Substack and Dev.to both declare the personal site as their canonical source. Search engines index the personal site. The platforms get the content but defer SEO authority.

The Supabase content store records all three URLs via a published_urls table — one post, multiple platform entries. The site reads from Supabase to populate its notes page dynamically.

The State Machine

trending.json → digest.md → stage → archive → deliver
                    │
                    ├── run.json      (date_consistent, warnings)
                    └── publish.json  (status: draft → delivered → published)

The staging script is the gatekeeper. It checks date consistency, copies artifacts into the canonical state directory, records metadata in run.json, and — if --auto-archive is set — archives the digest to docs/ with an updated index.json.
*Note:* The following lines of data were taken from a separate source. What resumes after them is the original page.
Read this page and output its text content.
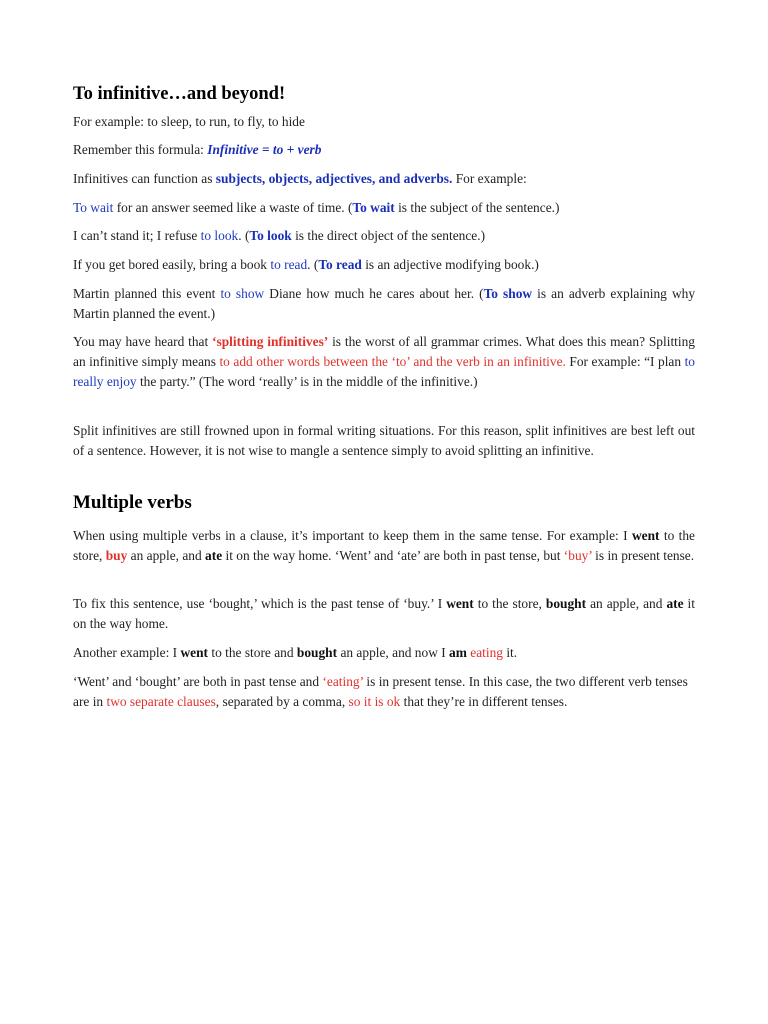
To infinitive…and beyond!

For example: to sleep, to run, to fly, to hide

Remember this formula: Infinitive = to + verb

Infinitives can function as subjects, objects, adjectives, and adverbs. For example:

To wait for an answer seemed like a waste of time. (To wait is the subject of the sentence.)

I can’t stand it; I refuse to look. (To look is the direct object of the sentence.)

If you get bored easily, bring a book to read. (To read is an adjective modifying book.)

Martin planned this event to show Diane how much he cares about her. (To show is an adverb explaining why Martin planned the event.)

You may have heard that ‘splitting infinitives’ is the worst of all grammar crimes. What does this mean? Splitting an infinitive simply means to add other words between the ‘to’ and the verb in an infinitive. For example: “I plan to really enjoy the party.” (The word ‘really’ is in the middle of the infinitive.)

Split infinitives are still frowned upon in formal writing situations. For this reason, split infinitives are best left out of a sentence. However, it is not wise to mangle a sentence simply to avoid splitting an infinitive.

Multiple verbs

When using multiple verbs in a clause, it’s important to keep them in the same tense. For example: I went to the store, buy an apple, and ate it on the way home. ‘Went’ and ‘ate’ are both in past tense, but ‘buy’ is in present tense.

To fix this sentence, use ‘bought,’ which is the past tense of ‘buy.’ I went to the store, bought an apple, and ate it on the way home.

Another example: I went to the store and bought an apple, and now I am eating it.

‘Went’ and ‘bought’ are both in past tense and ‘eating’ is in present tense. In this case, the two different verb tenses are in two separate clauses, separated by a comma, so it is ok that they’re in different tenses.
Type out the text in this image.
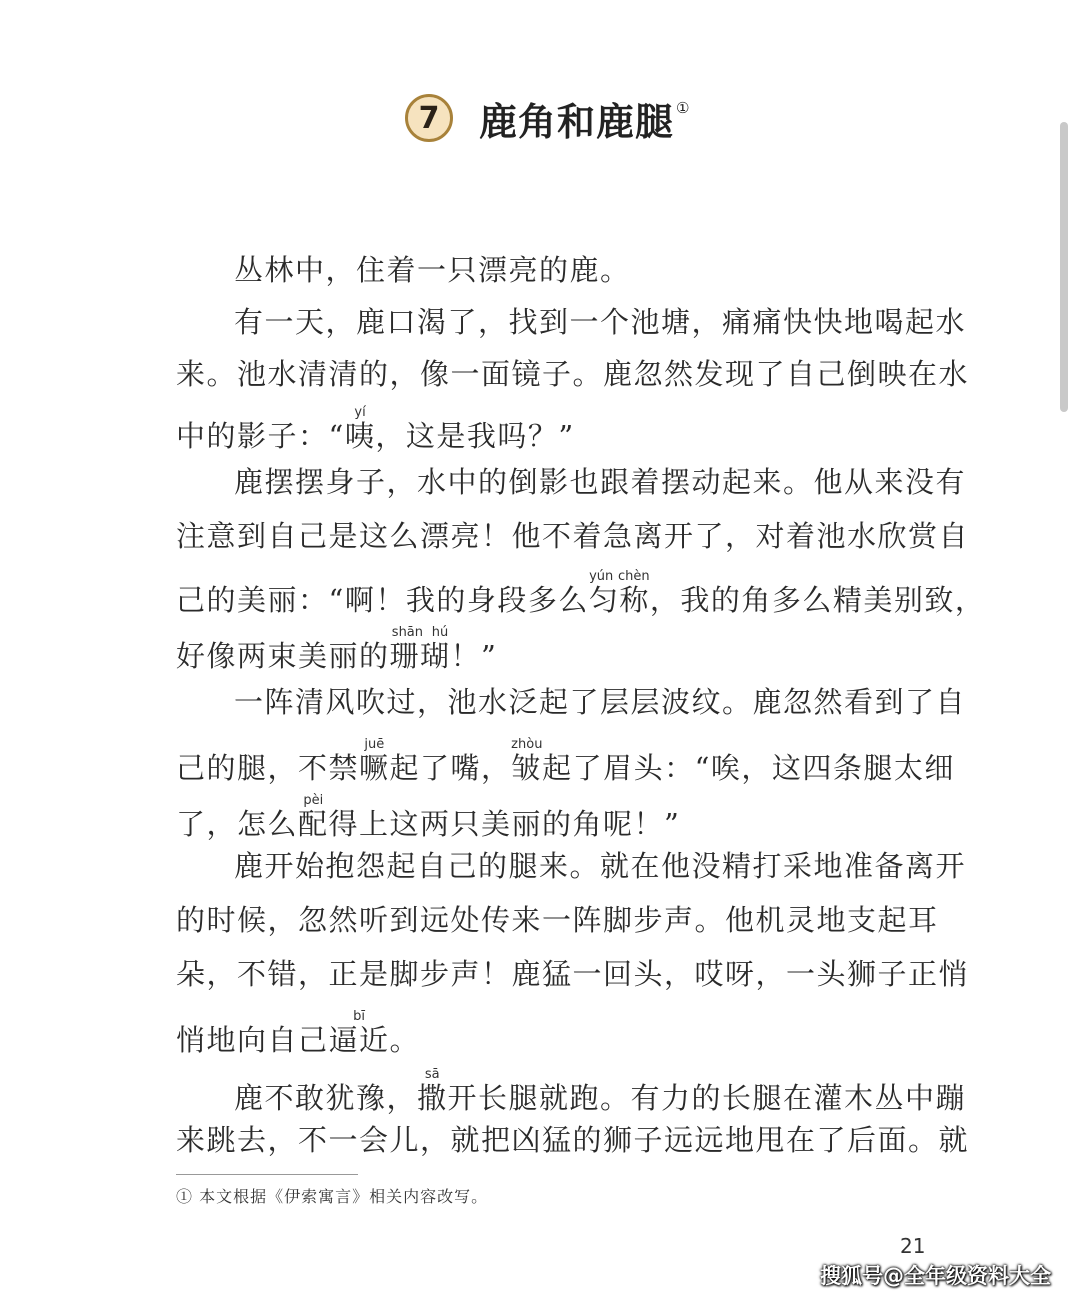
7	鹿角和鹿腿 ①
丛林中，住着一只漂亮的鹿。
有一天，鹿口渴了，找到一个池塘，痛痛快快地喝起水
来。池水清清的，像一面镜子。鹿忽然发现了自己倒映在水
中的影子：“咦yí，这是我吗？”
鹿摆摆身子，水中的倒影也跟着摆动起来。他从来没有
注意到自己是这么漂亮！他不着急离开了，对着池水欣赏自
己的美丽：“啊！我的身段多么匀称yún chèn，我的角多么精美别致，
好像两束美丽的珊瑚shān hú！”
一阵清风吹过，池水泛起了层层波纹。鹿忽然看到了自
己的腿，不禁噘juē起了嘴，皱zhòu起了眉头：“唉，这四条腿太细
了，怎么配pèi得上这两只美丽的角呢！”
鹿开始抱怨起自己的腿来。就在他没精打采地准备离开
的时候，忽然听到远处传来一阵脚步声。他机灵地支起耳
朵，不错，正是脚步声！鹿猛一回头，哎呀，一头狮子正悄
悄地向自己逼近bī。
鹿不敢犹豫，撒sā开长腿就跑。有力的长腿在灌木丛中蹦
来跳去，不一会儿，就把凶猛的狮子远远地甩在了后面。就
① 本文根据《伊索寓言》相关内容改写。
21
搜狐号@全年级资料大全
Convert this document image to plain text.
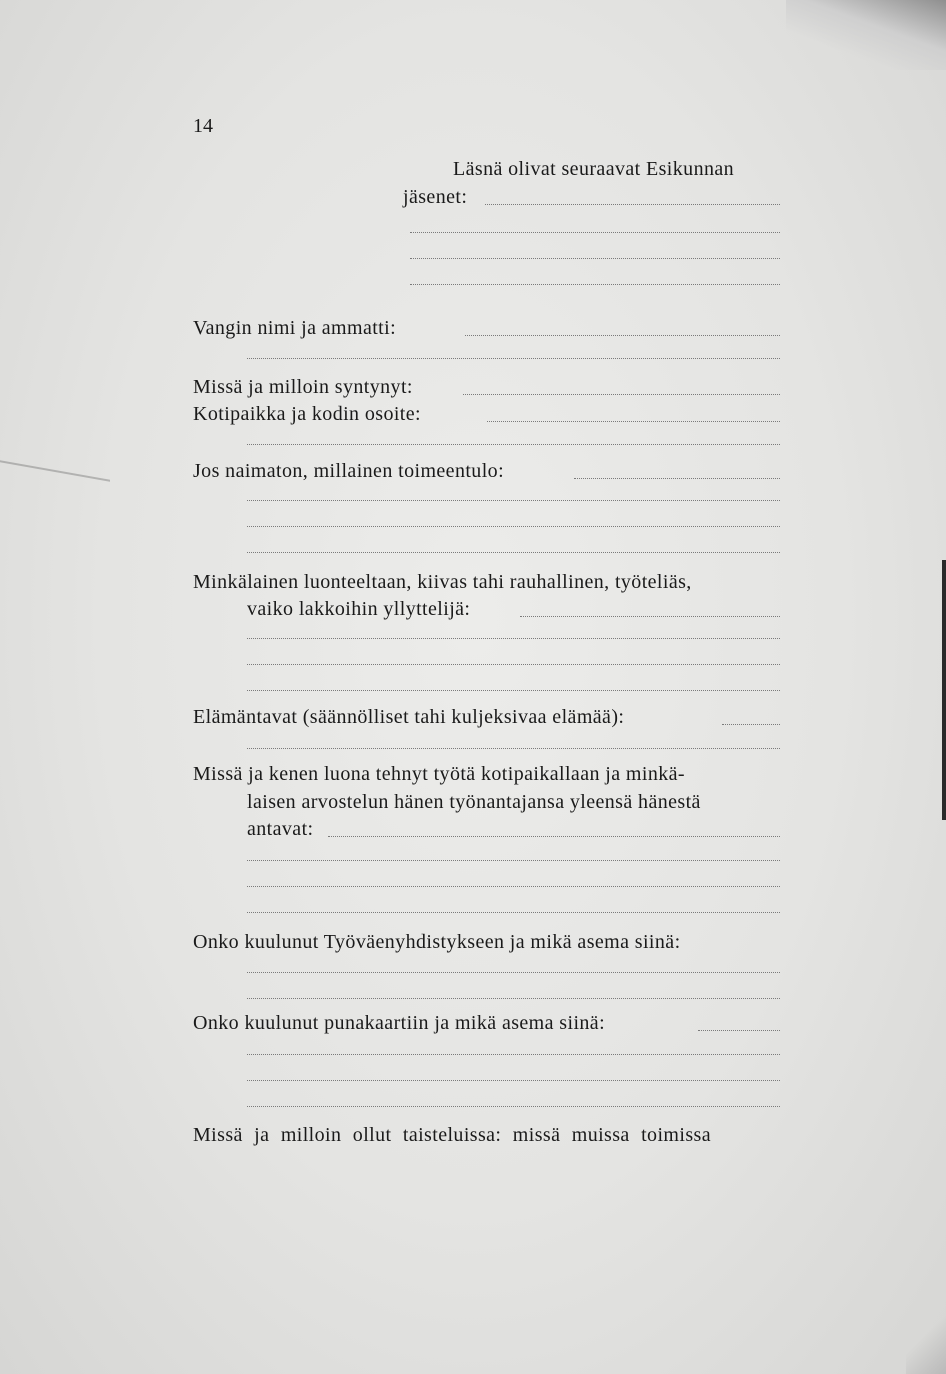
14
Läsnä olivat seuraavat Esikunnan
jäsenet:
Vangin nimi ja ammatti:
Missä ja milloin syntynyt:
Kotipaikka ja kodin osoite:
Jos naimaton, millainen toimeentulo:
Minkälainen luonteeltaan, kiivas tahi rauhallinen, työteliäs,
vaiko lakkoihin yllyttelijä:
Elämäntavat (säännölliset tahi kuljeksivaa elämää):
Missä ja kenen luona tehnyt työtä kotipaikallaan ja minkä-
laisen arvostelun hänen työnantajansa yleensä hänestä
antavat:
Onko kuulunut Työväenyhdistykseen ja mikä asema siinä:
Onko kuulunut punakaartiin ja mikä asema siinä:
Missä ja milloin ollut taisteluissa: missä muissa toimissa
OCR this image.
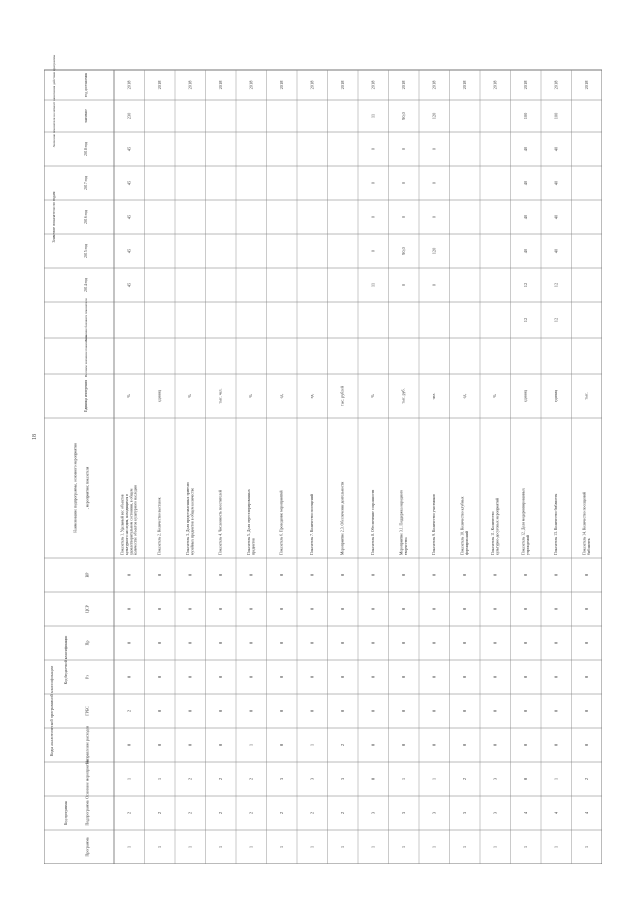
18
Программа
Подпрограмма
Основное мероприятие
Направление расходов
ГРБС
Рз
Пр
ЦСР
ВР
Коды аналитической программной классификации
Код программы
Код бюджетной классификации
Наименование подпрограммы, основного мероприятия , мероприятия; показателя
Единица измерения
Весовое значение показателя
Значение базового показателя
Значение показателя по годам
2014 год
2015 год
2016 год
2017 год
2018 год
Значение показателя на момент окончания действия программы	значение
год достижения
1
2
1
0
2
0
0
0
0
Показатель 1. Удельный вес объектов культурного наследия, находящихся в удовлетворительном состоянии, в общем количестве объектов культурного наследия
%
45
45
45
45
45
230
2018
1
2
1
0
0
0
0
0
0
Показатель 2. Количество выставок
единиц
2018
1
2
2
0
0
0
0
0
0
Показатель 3. Доля представленных зрителю музейных предметов в общем количестве
%
2018
1
2
2
0
0
0
0
0
0
Показатель 4. Численность посетителей
тыс. чел.
2018
1
2
2
1
0
0
0
0
0
Показатель 5. Доля отреставрированных предметов
%
2018
1
2
3
0
0
0
0
0
0
Показатель 6. Проведение мероприятий
ед.
2018
1
2
3
1
0
0
0
0
0
Показатель 7. Количество посещений
ед.
2018
1
2
3
2
0
0
0
0
0
Мероприятие 2.3. Обеспечение деятельности
тыс. рублей
2018
1
3
0
0
0
0
0
0
0
Показатель 8. Обеспечение сохранности
%
11
0
0
0
0
11
2018
1
3
1
0
0
0
0
0
0
Мероприятие 3.1. Поддержка народного творчества
тыс. руб.
0
90,0
0
0
0
90,0
2018
1
3
1
0
0
0
0
0
0
Показатель 9. Количество участников
чел.
0
120
0
0
0
120
2018
1
3
2
0
0
0
0
0
0
Показатель 10. Количество клубных формирований
ед.
2018
1
3
3
0
0
0
0
0
0
Показатель 11. Количество культурно-досуговых мероприятий
%
2018
1
4
0
0
0
0
0
0
0
Показатель 12. Доля модернизированных учреждений
единиц
12
12
40
40
40
40
100
2018
1
4
1
0
0
0
0
0
0
Показатель 13. Количество библиотек
единиц
12
12
40
40
40
40
100
2018
1
4
2
0
0
0
0
0
0
Показатель 14. Количество посещений библиотек
тыс.
2018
If anything fails, the pipeline stops. No partial publishes. No stale state.

What We Learned

Python namespace packages are silent killers. A supabase/ directory with no __init__.py will shadow your pip install with zero error messages. Always check import supabase; print(supabase.__path__) when imports break mysteriously.
Prompt enforcement is not enough. We told the agent "use ONLY the fetcher's date" and it still inferred from the system clock. Hard exits are the only reliable enforcement.
Canonical URLs must be set at publish time, not after. If Substack publishes without a canonical URL, you can't retroactively add one without deleting and republishing.
The personal site must be first. If you publish to Substack first, its URL becomes the de facto canonical — and you lose SEO ownership to your own platform.
Content stores are boring infrastructure that saves you hours. The Supabase upsert_by_slug + add_platform_url pattern means re-runs don't create duplicates, and the site always knows where every post lives.

The Result

Three times a week, an AI agent scrapes GitHub Trending, writes a 10-repo digest, and publishes it to four platforms in under 2 minutes. The personal site owns the canonical URL. The content store tracks everything. And if the dates don't match, the pipeline refuses to proceed.

No manual copy-paste. No stale Supabase records. No wrong canonical URLs.

Just an agent, a fetcher, and a very opinionated staging script.

The publishing pipeline is open source in github-digest. The content store lives in markdown-content-store. Both repos use Hermes Agent for orchestration.